Como não atendeu, passei a gritar para que alguém
mais me ouvisse.
 
Ninguém !
Lá pelas tantas ouvi alguns ruídos do lado de fora.
E comecei a gritar por socorro !
 
Passados alguns instantes, um  senhor bem humilde entrou no quarto, e olhando pra mim, sorriu.
Sem uma palavra, me desamarrou e foi para fora do quarto.

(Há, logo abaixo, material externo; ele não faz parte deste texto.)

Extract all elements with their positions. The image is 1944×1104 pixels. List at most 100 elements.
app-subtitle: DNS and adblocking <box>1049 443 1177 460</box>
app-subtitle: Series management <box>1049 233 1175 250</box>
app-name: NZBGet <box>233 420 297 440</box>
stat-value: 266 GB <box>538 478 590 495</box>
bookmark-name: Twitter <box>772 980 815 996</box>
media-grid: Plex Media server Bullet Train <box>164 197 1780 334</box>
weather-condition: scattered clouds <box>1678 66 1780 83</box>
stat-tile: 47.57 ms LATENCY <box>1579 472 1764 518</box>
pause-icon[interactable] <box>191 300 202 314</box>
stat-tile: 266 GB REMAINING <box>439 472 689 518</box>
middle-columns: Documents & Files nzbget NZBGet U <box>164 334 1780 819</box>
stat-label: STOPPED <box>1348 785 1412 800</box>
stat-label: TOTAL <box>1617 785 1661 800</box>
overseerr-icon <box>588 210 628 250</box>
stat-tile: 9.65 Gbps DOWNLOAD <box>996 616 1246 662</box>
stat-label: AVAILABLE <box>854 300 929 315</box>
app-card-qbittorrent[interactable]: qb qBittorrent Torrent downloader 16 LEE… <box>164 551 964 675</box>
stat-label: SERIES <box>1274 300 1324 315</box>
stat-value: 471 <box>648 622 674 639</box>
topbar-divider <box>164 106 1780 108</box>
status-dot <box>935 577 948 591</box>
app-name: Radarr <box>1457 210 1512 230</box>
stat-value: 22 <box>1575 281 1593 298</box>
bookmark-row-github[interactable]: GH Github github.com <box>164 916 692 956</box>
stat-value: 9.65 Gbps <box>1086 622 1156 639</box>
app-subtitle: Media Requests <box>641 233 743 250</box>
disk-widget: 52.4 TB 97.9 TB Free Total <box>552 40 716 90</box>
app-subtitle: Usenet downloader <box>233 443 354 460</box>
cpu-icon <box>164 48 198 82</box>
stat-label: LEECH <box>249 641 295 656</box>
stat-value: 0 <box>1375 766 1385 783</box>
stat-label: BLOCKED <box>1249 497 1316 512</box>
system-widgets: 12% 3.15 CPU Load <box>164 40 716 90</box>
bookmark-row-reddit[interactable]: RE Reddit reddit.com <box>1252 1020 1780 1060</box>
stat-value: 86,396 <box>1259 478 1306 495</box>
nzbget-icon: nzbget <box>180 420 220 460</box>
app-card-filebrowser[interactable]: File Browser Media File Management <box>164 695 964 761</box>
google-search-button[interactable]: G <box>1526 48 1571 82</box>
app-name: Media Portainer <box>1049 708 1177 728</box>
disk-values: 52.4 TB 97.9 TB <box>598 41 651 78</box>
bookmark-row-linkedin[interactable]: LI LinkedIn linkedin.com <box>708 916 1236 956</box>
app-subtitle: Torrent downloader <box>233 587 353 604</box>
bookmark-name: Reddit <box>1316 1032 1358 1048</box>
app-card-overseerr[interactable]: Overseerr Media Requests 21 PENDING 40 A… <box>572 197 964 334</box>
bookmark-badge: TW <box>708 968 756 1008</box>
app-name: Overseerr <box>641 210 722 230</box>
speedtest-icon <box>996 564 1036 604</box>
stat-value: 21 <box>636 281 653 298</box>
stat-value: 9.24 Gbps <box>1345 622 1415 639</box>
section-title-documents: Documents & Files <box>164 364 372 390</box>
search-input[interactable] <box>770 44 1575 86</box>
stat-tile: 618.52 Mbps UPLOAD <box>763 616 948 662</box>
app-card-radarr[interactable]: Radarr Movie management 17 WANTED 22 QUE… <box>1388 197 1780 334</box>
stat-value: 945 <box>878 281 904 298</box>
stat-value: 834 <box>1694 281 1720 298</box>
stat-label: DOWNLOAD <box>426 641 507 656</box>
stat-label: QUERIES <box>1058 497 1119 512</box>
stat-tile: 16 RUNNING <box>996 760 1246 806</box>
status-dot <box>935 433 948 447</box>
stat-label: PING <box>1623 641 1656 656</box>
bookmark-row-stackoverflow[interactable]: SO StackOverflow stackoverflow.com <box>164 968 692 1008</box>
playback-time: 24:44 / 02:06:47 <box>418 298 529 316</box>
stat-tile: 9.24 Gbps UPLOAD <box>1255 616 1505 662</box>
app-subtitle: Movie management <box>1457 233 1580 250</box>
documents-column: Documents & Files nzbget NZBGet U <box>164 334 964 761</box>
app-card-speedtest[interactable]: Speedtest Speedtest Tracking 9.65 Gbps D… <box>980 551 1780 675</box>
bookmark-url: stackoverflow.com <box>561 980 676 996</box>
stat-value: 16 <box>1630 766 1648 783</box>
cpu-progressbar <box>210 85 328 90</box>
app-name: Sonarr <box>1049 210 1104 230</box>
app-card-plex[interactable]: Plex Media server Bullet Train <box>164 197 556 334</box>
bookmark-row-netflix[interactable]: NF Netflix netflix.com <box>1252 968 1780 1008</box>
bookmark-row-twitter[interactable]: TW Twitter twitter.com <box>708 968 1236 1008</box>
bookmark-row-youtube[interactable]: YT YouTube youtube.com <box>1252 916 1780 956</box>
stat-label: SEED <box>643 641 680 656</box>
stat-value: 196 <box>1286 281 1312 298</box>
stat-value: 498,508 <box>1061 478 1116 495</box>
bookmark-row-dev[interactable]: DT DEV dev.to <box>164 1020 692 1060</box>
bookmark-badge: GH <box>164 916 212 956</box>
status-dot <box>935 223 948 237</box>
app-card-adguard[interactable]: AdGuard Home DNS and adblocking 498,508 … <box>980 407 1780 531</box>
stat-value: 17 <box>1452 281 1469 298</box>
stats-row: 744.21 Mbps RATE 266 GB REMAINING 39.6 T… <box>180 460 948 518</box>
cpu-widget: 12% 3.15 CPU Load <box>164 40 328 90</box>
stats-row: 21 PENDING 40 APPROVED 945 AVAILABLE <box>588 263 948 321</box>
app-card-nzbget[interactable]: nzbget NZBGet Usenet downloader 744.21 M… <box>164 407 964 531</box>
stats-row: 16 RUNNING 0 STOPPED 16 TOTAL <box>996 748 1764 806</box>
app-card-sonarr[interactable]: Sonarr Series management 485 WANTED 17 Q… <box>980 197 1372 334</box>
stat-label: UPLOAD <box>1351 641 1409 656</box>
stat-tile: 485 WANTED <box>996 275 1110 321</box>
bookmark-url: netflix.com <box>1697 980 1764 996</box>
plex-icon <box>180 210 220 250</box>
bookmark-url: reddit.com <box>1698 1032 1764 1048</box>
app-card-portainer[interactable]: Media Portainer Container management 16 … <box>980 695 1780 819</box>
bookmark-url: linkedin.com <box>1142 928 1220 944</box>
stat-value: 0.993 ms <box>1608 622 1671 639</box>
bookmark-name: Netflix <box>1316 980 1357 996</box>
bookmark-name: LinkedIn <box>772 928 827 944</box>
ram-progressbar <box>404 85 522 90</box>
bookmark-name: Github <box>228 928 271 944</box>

Já vestido eu sai e vi o velhinho do lado de fora da casa.
 
Não havia mais ninguém, nenhum vestígio da festa,
nem mesmo a mesa com as iguarias ali estava.
Não havia nada para comer.
E eu estava faminto.
Quando sai, perguntei ao velho se não tinha visto ninguém.
Ele disse que não. Mas já estava acostumado com o
meu espanto.
Contou-me que há alguns anos, sempre nesta mesma
data ele aparece ali e encontra alguém como me encontrou.
Revela que naquela casa abandonada aconteceram
fatos horripilantes, contados por seu avô.
E sem dizer mais nada foi embora.
O que eu também fiz de imediato.
 
Agora, desde o dia que voltei, vou ao bar e ando pelas redondezas, constantemente,
na esperança de encontrar Marleide.
 
Aquele bruxinha que me proporcionou uma transa legal.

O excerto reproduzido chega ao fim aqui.